When asked how he would force a judge to respond to a subpoena - from which judges are protected by common-law judicial privilege, barring in matters such as judicial misconduct - Gingrich said he would consider sending the Capitol police to arrest him or her.

"If you had to," he said, responding to the suggestion. "Or you'd instruct the Justice Department to send a U.S. Marshall."

"What if he didn't come? What if he said, 'No thank you, I'm not coming'?" asked Schieffer.

"Well, that is what happens in impeachment cases. In an impeachment case, the House studies whether or not, the House brings them in, the House subpoenas them. And as a general rule they show up. I mean, but you're raising the core question, are judges above the rest of the Constitution? Or are judges one of the three co-equal branches," said Gingrich.

Gingrich suggested that his proposal was meant to protect America from an "elite anti-religious belief structure" that has pervaded the courts.

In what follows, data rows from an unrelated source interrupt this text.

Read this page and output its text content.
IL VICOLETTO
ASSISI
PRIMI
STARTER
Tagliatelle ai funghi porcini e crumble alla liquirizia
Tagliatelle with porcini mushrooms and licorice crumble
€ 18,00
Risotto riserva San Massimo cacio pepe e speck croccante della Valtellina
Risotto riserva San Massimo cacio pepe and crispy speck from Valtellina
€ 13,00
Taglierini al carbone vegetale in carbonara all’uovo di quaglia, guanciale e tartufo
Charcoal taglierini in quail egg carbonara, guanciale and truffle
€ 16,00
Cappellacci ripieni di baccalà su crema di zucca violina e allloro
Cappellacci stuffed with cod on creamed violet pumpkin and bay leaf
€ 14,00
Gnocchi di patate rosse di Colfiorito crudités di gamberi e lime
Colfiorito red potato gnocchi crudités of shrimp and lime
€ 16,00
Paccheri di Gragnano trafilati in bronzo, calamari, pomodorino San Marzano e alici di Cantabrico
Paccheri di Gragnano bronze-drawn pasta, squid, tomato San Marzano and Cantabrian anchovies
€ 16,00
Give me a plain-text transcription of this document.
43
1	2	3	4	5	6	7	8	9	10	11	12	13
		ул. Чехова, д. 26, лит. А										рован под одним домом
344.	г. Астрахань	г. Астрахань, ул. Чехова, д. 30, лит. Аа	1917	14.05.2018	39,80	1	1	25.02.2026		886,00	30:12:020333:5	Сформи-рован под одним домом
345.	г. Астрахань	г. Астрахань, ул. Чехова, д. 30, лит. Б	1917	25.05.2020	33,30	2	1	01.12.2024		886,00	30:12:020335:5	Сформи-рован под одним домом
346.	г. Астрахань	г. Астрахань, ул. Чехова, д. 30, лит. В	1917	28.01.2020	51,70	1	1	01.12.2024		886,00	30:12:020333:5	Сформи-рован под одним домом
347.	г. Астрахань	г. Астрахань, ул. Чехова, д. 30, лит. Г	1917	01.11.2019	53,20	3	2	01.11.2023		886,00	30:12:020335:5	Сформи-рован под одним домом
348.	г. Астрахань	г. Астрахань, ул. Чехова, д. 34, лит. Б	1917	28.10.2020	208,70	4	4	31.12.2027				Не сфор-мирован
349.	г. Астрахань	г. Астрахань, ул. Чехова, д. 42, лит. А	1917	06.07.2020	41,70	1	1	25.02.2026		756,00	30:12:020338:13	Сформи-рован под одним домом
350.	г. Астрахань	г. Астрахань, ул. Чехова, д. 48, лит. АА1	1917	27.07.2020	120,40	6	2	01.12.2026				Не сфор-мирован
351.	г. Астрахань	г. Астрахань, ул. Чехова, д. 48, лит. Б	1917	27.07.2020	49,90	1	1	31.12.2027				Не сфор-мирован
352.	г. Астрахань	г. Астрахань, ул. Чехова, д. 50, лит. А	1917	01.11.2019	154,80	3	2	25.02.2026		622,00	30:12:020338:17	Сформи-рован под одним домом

"This is why the 2012 election is very important," Gingrich said. "The reason we are so deadlocked is that we have an elite that still has an enormous amount of power and they would appoint very radical judges. You have the vast bulk of the American people who are opposed to that but they don't have enough power yet to stop it."

Gingrich has been roundly criticized for his views on the court - including by former Attorney General Michael Mulcasey, who served during the Republican administration of George W. Bush, and who said in an interview with Fox News that "Mr. Gingrich's proposal is dangerous, ridiculous, totally irresponsible, outrageous, off-the-wall, and would reduce the entire judicial system to a spectacle."

The Des Moines Register, when announcing its endorsement for Republican presidential candidate Mitt Romney on Saturday, lauded the former Massachusetts governor's restraint from "reckless rhetoric and moralizing" while "other candidates have pandered to extremes with attacks on the courts and sermons on Christian values."

Gingrich conceded today that a number of legal experts would not necessarily be comfortable with his take on the separation of power within the American government. But, he says, that's the point.

"I think many lawyers will find this a very frightening idea," he said. "They've had this run of 50 years of pretending judges are supreme, that they can't be challenged. The lawyer class defines America. We've had rulings that outlawed school prayer, we've had rulings that outlawed the cross, we've had rulings the outlawed the 10 Commandments, we've had a steady secular drive to radicalize this country away from all of its core beliefs."

The former House Speaker, who has been an influential force in Washington for decades, presented himself as an alternative to that elite power structure.

"I think part of the advantage I have is that I'm not a lawyer," he said. "As a historian, I look at the context of the judiciary and the Constitution in terms of American history."